In the meantime, commissioners have abandoned what for many in the city of Lafayette was a preferred end point — autonomy. Gone from the commission agenda is any mention of separate charters for the city of Lafayette and the parish. The commission two weeks ago abandoned that talk in favor of what may be called “the Hefner plan” — a redrawing of the nine council and school board districts so that five are entirely within the city of Lafayette corporate limits and four are outside of that — named after demographer and former school board member Mike Hefner, who has said he believes it’s possible to redraw districts in this way.

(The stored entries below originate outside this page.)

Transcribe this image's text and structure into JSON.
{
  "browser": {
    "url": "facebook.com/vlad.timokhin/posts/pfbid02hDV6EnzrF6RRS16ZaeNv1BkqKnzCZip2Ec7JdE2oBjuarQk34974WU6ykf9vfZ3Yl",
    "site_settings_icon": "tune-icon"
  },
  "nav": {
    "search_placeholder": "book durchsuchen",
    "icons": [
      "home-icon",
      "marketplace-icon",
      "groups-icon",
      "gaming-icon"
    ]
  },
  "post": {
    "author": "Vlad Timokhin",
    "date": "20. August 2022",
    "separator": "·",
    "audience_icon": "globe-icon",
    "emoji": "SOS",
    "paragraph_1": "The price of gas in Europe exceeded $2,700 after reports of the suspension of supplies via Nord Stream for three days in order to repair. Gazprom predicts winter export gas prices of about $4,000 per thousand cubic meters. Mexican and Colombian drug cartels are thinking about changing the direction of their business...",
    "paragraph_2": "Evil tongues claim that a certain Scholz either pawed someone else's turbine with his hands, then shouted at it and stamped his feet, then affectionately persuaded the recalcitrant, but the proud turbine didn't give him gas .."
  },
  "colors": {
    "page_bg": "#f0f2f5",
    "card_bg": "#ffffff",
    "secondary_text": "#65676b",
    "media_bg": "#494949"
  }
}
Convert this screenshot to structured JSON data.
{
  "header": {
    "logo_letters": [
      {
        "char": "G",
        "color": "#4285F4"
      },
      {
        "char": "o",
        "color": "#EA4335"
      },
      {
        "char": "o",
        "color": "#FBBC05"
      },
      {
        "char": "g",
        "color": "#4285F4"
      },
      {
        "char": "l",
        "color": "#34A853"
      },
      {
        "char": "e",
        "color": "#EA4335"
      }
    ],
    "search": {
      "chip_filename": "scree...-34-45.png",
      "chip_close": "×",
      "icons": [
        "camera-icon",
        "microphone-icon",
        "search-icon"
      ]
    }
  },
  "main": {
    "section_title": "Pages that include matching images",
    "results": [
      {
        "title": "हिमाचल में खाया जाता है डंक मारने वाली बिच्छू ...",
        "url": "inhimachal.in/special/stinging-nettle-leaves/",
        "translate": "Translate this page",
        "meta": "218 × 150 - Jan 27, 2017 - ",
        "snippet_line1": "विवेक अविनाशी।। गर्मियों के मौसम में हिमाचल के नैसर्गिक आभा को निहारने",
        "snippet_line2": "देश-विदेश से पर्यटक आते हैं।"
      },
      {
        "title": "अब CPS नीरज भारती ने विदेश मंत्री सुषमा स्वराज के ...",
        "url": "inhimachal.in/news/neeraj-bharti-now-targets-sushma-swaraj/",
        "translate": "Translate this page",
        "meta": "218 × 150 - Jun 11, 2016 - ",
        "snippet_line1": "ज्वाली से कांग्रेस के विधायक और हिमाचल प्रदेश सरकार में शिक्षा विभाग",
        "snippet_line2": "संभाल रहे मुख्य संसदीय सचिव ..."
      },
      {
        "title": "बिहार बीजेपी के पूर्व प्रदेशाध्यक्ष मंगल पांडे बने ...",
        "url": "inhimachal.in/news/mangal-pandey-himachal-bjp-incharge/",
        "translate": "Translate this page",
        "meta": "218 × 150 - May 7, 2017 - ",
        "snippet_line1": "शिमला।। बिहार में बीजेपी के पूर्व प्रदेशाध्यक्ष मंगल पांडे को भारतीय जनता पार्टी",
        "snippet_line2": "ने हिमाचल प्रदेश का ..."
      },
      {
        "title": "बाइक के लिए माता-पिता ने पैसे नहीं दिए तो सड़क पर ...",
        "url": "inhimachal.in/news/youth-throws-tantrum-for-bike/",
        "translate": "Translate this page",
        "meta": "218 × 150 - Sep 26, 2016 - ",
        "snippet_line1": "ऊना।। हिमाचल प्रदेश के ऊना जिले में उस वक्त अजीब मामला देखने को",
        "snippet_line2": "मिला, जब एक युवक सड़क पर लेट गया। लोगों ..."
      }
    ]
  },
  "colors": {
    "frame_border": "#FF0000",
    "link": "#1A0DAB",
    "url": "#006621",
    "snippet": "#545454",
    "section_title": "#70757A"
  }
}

Commissioners spent a few months on a trajectory toward creating a separate council and mayor for the city to complement a parish council and parish president — or to at least put the idea before voters. But that also had the commission headed toward recommending a multiple choice ballot to go before a parishwide vote this fall asking voters whether they want, A) separate charters for the city and parish, with councils and chief executives for each, or, B) modifications to the existing consolidated charter.
The commission meets Monday evening and the major item of business is, “Discussion of Consolidated Charter with five (5) City districts and four (4) Parish districts.”
A multiple-choice referendum remains an option if Caldwell gives his blessing, but as of Monday morning, commissioner Bruce Conque says they’ve heard nothing from Caldwell’s office on the issue.